Peck et al. recently reported on the preparedness of outpatient primary care facilities in Tanzania to manage NCD [
4]. They report low rates of NCD care in general practice health centers and dispensaries, likely due to a lack of clear guidelines, basic supplies, appropriate medications, HCW training, and diagnostic equipment. Our study found similar gaps in NCD care in the HIV CTCs. This is in stark contrast to the strength of the HIV care model in Tanzania, which includes strong leadership by the Ministries of Health, national guidelines, HCW training opportunities, and available medication and diagnostic equipment.
Vertical, health-condition specific systems of care can create fragmented care that fosters inefficient resource utilization and gaps in care for patients with multi-morbidities [
21]. While expanding NCD resources in general health clinics should be an eventual goal, leveraging the existing strengths of the HIV care system for NCD care may increase both the quality and efficiency of care delivery with minimal cost. Our study supports and expands upon the observations of Peck et al by identifying gaps in NCD care in existing HIV clinics, and supporting the authors’ recommendation that NCD care should be integrated with the complex primary care of HIV clinics [
4]. Similarly, the WHO global strategy for People–Centered and Integrated Health Services calls for a fundamental shift in health care delivery away from vertical care systems towards integrated health care delivery to meet the burden of treating long-term, chronic conditions including HIV and NCD [
21]. The implications of this study align with the Tanzania HIV and AIDS Strategic Plan, which includes a priority to implement HIV collaborative activities to reduce co-morbidities including cancers, hypertension, diabetes, and coronary heart disease [
30]. In a resource-limited setting, the results of our survey provide a clearer understanding of the gaps in NCD care in outpatient HIV clinic settings that will help prioritize the most effective strategies for integrating NCD diagnosis and management into HIV care.
This study is limited by its sample population and type of data.
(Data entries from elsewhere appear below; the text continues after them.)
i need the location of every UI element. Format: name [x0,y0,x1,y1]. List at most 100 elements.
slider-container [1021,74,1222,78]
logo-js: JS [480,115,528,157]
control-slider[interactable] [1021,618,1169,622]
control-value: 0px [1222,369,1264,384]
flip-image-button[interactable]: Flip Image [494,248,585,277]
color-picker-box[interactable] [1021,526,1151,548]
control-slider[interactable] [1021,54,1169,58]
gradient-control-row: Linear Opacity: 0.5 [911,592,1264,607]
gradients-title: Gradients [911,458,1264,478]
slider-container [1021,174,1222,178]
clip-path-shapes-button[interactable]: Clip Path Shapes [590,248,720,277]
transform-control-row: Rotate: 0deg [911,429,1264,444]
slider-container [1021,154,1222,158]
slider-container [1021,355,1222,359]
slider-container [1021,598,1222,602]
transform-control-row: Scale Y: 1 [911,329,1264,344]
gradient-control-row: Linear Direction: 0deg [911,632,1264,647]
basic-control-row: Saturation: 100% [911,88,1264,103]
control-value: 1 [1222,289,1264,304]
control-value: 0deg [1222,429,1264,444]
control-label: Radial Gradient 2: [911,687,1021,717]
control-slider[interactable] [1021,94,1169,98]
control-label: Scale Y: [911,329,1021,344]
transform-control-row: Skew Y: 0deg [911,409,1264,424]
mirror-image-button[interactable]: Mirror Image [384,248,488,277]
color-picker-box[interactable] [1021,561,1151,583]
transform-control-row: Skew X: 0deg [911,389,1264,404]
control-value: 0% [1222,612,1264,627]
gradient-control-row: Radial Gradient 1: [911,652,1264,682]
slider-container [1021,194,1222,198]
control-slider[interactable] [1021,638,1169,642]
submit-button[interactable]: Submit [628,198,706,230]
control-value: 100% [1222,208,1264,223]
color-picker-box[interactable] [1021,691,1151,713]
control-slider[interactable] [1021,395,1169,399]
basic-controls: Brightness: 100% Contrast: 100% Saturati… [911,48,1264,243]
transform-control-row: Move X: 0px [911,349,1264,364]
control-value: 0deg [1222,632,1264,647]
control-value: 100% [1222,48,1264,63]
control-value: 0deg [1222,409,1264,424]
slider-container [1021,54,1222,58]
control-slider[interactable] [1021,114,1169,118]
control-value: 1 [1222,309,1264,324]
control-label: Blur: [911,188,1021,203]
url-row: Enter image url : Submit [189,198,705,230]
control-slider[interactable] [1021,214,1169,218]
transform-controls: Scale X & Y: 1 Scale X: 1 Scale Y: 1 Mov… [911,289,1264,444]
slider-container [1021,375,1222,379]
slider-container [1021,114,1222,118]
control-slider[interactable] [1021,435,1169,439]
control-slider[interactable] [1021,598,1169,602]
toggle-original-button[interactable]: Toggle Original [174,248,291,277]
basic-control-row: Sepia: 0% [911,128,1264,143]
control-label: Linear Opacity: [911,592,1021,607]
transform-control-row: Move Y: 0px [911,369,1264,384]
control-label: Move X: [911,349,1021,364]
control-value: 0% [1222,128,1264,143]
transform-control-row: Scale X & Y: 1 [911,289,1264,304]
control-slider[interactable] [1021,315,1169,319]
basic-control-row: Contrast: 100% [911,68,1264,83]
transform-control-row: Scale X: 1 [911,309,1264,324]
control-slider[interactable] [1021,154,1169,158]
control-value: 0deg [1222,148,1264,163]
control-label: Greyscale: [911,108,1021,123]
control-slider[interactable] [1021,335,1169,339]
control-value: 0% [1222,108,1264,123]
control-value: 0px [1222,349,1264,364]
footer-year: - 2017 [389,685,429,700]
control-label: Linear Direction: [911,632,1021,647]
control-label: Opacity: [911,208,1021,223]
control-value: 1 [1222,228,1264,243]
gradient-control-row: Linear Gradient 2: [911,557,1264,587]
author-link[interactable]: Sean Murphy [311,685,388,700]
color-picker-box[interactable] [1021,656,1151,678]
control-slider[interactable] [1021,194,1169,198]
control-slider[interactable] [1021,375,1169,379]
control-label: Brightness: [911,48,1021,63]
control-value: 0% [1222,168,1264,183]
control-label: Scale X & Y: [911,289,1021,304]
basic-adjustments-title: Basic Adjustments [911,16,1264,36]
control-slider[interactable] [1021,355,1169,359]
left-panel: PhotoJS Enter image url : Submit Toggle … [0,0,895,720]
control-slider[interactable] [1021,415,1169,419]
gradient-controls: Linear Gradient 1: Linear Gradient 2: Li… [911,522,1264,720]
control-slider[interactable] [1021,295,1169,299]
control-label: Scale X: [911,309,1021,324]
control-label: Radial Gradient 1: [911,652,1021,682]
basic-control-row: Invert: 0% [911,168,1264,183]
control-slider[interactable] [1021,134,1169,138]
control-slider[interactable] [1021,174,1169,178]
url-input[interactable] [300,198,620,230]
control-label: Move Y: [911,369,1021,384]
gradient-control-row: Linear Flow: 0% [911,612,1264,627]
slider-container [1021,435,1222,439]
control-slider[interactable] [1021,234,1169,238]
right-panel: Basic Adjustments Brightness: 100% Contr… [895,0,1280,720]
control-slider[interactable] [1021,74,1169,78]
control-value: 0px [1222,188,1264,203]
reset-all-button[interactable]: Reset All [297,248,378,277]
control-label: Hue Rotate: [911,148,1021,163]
The participating clinics in this survey were intended to be a representative sample of the public HIV CTCs in Dar es Salaam, the gold standard urban setting in Tanzania. CTCs included may not be representative of HIV care in the rest of the country, particularly more rural areas. However, it is likely that changes in HIV care in Dar es Salaam will have a ripple effect on other areas of Tanzania and SSA countries. Additionally, this study is based on self–reported data, and descriptive and cross–sectional in design, intending only to elucidate a qualitative understanding of the state of NCD care in HIV clinics, rather than report on outcomes. Additional studies examining quality of NCD care provided, evaluating effective and efficient care strategies at individual and health systems levels, and evaluating cost–effective prevention strategies are needed.